I was a spine-less little weasel. Thank you for having enough

faith in me about that whole situation. You didn't have to give

yourself so much. You could have dumped me for one of the other

thousand guys that wanted to date you," Bill said.

"But Bill honey," I said "They weren't you. I loved you. I knew

you were the one all along. I just had to hit you over the head

and show what to do. THEN, I find out you read all those studies

and sex reports and already knew what to do. You were just a big

chicken shit."

"Carree, I prefer shy. Just say I was shy," Bill pouted.

I hugged Bill and held onto him for dear life, then whispered in

his ear. "Take me upstairs and show me how shy you're not, OK?"

We both rushed out of the car and headed for the side door and

stairway up to the study room. Bill stopped to bolt the door, and

then took the stairs 2 at a time to catch up to me and grab my

ass. I screamed, but I totally expected it. Walking in front of

Bill on stairs insured me of having his attention, and getting my

butt either pinched, grabbed or cupped. Ummm, you can tell I

hated it, right?

When we got to the top of the stairs I quickly turned to Bill.

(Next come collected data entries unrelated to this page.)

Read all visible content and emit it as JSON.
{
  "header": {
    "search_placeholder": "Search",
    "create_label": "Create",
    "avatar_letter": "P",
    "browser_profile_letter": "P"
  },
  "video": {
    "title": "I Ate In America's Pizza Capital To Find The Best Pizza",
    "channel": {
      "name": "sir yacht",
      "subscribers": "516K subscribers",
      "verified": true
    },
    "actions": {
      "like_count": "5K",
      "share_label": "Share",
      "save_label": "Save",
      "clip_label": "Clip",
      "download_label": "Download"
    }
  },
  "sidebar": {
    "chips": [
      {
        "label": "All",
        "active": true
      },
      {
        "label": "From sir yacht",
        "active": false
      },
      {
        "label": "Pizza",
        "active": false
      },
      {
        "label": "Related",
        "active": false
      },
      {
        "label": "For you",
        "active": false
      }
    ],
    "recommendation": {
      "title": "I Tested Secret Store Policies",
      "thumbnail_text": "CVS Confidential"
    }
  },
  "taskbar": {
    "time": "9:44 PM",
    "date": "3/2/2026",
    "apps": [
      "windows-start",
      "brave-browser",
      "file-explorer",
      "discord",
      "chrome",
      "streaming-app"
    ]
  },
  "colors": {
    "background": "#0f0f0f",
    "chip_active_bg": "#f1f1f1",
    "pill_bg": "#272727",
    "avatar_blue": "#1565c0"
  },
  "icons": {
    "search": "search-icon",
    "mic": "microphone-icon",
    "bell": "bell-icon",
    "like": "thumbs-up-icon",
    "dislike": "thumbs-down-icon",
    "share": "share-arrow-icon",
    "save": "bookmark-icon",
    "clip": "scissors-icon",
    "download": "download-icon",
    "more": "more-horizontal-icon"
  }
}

"Oh my God, you'll never guess what I saw this morning!!" I

exclaimed.

"You're right, I'll never guess," Bill said.

"I walked in on my mom in the bathroom when I went to grab my

deodorant and she was putting a strip in her panties. . ."

"Oh PLEASE" Bill interrupted. "More information than I

needed!!!!"

"No No, that's not it, SHE'S SHAVED!! She is as bald as me down

there. No wonder that she never called me out on it, unless she's

never seen that I'm shaved, but . . ." I said.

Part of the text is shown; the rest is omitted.